Each of these branches have a specific purpose and are bound to strict rules as to which branches may be their originating branch and which branches must be their merge targets. We will walk through them in a minute.

By no means are these branches “special” from a technical perspective. The branch types are categorized by how we use them. They are of course plain old Git branches.

Feature branches

May branch off from:

  • develop

Must merge back into:

  • develop

Branch naming convention:

  • anything except master, develop, release-*, or hotfix-*

The Feature branches

The Feature branches [1]

Feature branches (or sometimes called topic branches) are used to develop new features for the upcoming or a distant future release. When starting development of a feature, the target release in which this feature will be incorporated may well be unknown at that point. The essence of a feature branch is that it exists as long as the feature is in development, but will eventually be merged back into develop (to definitely add the new feature to the upcoming release) or discarded (in case of a disappointing experiment).

Feature branches typically exist in developer repos only, not in origin.

Release branches

May branch off from:

  • develop

Must merge back into:

  • develop and master

Branch naming convention:

  • release-*

Release branches support preparation of a new production release. They allow for last-minute dotting of i’s and crossing t’s. Furthermore, they allow for minor bug fixes and preparing meta-data for a release (version number, build dates, etc.). By doing all of this work on a release branch, the develop branch is cleared to receive features for the next big release.

The key moment to branch off a new release branch from develop is when develop (almost) reflects the desired state of the new release. At least all features that are targeted for the release-to-be-built must be merged in to develop at this point in time. All features targeted at future releases may not—they must wait until after the release branch is branched off.

It is exactly at the start of a release branch that the upcoming release gets assigned a version number—not any earlier. Up until that moment, the develop branch reflected changes for the “next release”, but it is unclear whether that “next release” will eventually become 0.3 or 1.0, until the release branch is started. That decision is made on the start of the release branch and is carried out by the project’s rules on version number bumping.

Hotfix branches

May branch off from:

  • master

Must merge back into:

  • develop and master

Branch naming convention:

  • hotfix-*

The Hotfix branches

The Hotfix branches [1]

Hotfix branches are very much like release branches in that they are also meant to prepare for a new production release, albeit unplanned. They arise from the necessity to act immediately upon an undesired state of a live production version. When a critical bug in a production version must be resolved immediately, a hotfix branch may be branched off from the corresponding tag on the master branch that marks the production version.

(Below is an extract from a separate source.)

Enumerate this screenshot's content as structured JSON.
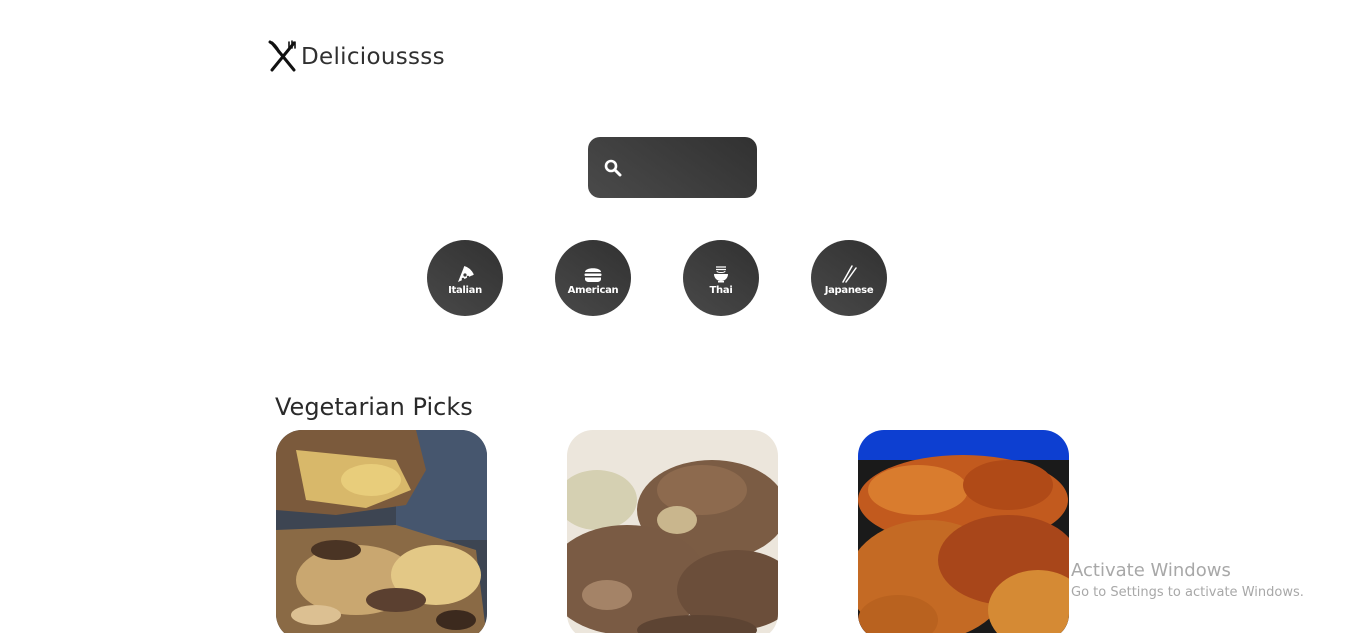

The essence is that work of team members (on the develop branch) can continue, while another person is preparing a quick production fix.

What is a Gitflow[1]?

Many open-source teams and projects adopt the Gitflow methodology. Gitflow offers a workflow for using git, a separation of branches and functionalities. Very practical for working with others, it makes it possible to standardize the use of the branches. I strongly invite you to take a look at how it works:


Git branching model [1]

If your functionality is substantial, do not hesitate to split your functionality into several branches, this will facilitate proofreading for a potential collaborator and thus accelerate the production of your work.